3600億ドル(約37兆円)規模のシンガポール経済がいくばくかの利益を得ることは可能だろうが、
香港が中国に返還された1997年の直前に起きたような「分捕り」が再現されることはなさそうだ。
これまでのところ、1990年代初頭のような香港からの巨額の資金流失や大量移住が起きていることを
示す確実な証拠はない。多国籍企業は社外にアドバイスを求めてはいるが、移転を始めたわけではない。
しかし中国経済の減速を考えれば、マイナスの影響が及んでくることは想像に難くない。
この試練の時に、シンガポールの安定は魅力的に映る。シンガポールは過去、1967年の暴動や
97年の中国返還時に動揺した企業を誘致するなど、香港の混乱に乗じて利益を得たことがあった。

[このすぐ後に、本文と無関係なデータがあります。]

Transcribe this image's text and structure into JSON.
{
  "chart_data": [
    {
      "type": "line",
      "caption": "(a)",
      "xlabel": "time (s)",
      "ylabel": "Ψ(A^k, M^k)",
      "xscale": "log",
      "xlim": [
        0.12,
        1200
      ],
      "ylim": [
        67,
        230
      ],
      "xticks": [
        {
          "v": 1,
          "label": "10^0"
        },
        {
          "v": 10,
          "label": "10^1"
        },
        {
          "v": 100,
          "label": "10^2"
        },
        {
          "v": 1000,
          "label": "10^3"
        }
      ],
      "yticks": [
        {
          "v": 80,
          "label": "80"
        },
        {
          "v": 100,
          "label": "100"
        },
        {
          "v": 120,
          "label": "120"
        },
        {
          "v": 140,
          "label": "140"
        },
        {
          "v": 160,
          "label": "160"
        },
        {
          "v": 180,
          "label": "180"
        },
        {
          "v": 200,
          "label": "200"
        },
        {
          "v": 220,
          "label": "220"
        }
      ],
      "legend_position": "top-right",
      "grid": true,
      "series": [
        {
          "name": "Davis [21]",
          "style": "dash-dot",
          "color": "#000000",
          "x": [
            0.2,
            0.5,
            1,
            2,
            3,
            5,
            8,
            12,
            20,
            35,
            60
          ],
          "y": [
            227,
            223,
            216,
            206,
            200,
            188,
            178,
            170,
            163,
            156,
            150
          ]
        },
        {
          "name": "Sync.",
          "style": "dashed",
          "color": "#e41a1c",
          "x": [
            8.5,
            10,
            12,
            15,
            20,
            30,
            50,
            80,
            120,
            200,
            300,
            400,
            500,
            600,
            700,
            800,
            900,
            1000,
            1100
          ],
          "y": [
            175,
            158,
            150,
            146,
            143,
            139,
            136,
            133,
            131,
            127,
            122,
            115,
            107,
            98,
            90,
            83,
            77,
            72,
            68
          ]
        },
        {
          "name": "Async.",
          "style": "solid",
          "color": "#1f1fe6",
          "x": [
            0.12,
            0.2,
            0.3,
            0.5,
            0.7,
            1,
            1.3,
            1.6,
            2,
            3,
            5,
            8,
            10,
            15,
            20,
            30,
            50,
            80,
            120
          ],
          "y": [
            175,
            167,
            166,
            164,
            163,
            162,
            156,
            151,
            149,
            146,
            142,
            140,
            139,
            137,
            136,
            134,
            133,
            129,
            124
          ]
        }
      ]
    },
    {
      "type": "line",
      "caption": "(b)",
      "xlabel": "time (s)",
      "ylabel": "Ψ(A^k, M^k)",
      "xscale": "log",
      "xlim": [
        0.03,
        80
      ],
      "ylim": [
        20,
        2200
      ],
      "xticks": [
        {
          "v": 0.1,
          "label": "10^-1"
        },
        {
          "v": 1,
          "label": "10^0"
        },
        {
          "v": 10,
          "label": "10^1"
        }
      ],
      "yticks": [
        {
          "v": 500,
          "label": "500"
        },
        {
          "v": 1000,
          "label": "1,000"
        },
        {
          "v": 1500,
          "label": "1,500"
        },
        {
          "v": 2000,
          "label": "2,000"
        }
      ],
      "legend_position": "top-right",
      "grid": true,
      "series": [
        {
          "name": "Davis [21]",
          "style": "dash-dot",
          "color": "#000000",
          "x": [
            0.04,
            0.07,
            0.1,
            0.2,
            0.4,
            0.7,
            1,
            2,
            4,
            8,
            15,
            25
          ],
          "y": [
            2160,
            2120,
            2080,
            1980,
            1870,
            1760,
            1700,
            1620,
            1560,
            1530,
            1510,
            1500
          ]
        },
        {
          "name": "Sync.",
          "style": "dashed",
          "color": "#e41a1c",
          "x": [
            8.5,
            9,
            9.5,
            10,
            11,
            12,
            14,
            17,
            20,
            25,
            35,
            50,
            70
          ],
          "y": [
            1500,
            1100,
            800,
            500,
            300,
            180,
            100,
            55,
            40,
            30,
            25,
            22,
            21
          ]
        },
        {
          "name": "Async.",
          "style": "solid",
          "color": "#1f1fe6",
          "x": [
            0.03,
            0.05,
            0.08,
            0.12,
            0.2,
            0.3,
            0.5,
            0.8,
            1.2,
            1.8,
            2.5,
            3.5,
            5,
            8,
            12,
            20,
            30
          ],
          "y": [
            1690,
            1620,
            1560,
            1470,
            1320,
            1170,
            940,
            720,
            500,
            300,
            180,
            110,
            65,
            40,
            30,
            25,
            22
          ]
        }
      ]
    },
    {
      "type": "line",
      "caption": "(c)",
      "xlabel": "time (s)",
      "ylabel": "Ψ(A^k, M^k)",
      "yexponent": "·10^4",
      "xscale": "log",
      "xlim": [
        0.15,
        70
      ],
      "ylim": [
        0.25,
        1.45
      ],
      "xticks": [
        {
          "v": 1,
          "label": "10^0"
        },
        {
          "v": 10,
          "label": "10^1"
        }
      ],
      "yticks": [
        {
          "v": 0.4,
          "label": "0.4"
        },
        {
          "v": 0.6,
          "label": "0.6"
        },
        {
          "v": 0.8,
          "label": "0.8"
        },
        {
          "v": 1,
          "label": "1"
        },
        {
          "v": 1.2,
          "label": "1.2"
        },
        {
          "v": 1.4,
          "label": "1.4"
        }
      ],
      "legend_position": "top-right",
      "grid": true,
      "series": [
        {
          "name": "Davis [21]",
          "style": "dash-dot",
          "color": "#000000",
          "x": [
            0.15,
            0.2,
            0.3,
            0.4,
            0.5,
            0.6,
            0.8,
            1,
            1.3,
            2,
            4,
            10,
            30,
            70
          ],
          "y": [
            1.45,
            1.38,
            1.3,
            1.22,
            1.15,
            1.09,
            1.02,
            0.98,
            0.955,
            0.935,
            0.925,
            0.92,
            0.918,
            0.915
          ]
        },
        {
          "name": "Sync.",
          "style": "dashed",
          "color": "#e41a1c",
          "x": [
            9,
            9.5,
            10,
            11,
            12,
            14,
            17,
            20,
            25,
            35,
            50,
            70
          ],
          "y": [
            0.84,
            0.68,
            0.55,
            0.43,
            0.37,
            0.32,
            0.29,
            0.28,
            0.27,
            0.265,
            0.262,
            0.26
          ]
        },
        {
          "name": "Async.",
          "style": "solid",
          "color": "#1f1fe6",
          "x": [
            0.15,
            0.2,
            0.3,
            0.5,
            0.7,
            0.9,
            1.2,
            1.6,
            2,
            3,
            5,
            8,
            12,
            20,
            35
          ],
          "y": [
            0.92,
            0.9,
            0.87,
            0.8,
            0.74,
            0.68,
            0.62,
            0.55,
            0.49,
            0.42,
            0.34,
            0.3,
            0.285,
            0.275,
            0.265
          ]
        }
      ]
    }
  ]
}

シンガポールに上場拠点を移した複合企業ジャーディン・マセソン・ホールディングス< JARD.SI>は、
そうした企業の1つとしてよく知られている。
これで利益を得るのは、中国政府の影響下から脱出したがる顧客を獲得しながらも、近年では香港の
成長に遅れを取っていたウェルス・マネジメント業界や、香港としのぎを削ってきたフィンテック
(金融技術)産業だろう。これ以外に「移転」が起きるは不透明だ。
シンガポールはアジアの中心地の1つではあるが、中国への玄関口ではない。ディーロジックによると、
昨年のシンガポールでの新規株式公開(IPO)は、総額367億ドルだった香港のそれの4%でしか
なかった。
混乱の長期化も大きなリスクだ。シンガポールは世界的な貿易摩擦の打撃を受けており、第2・四半期の
成長率は、前年同期比わずかプラス0.5%だった香港をも下回った。不安定な局面がこれ以上続けば、
悪い影響しかもたらさないと、シンガポールの当局者らは話す。
もし有益な「移転」があるとすれば、別の方面だろう。
香港の抗議デモ参加者が突きつけているのは経済的な要求ではないが、生活費の高騰が油を注いだのは
間違いない。
1997年の時点で、シンガポールと香港は一人当たり国内生産(GDP)でほぼ同等の水準にあった。
それが2018年にはシンガポールが6万4582ドルになったのに対し、富裕層の数で勝る香港は
約25%も低かった。シンガポールの不動産価格は、高騰してはいるが、香港の半分程度にとどまって
いる。
シンガポールは自由な言論の擁護者ではないが、その他の欠点をすべて考慮しても、充実した公共の
住宅システムに住民の80%程度が居住できている。教育や医療のレベルも高い。
香港の「国庫」には1兆2000億香港ドル(約16兆円)もの資金がある。効果が見込まれる分野で
近隣のライバル国を模倣するには十分だろう。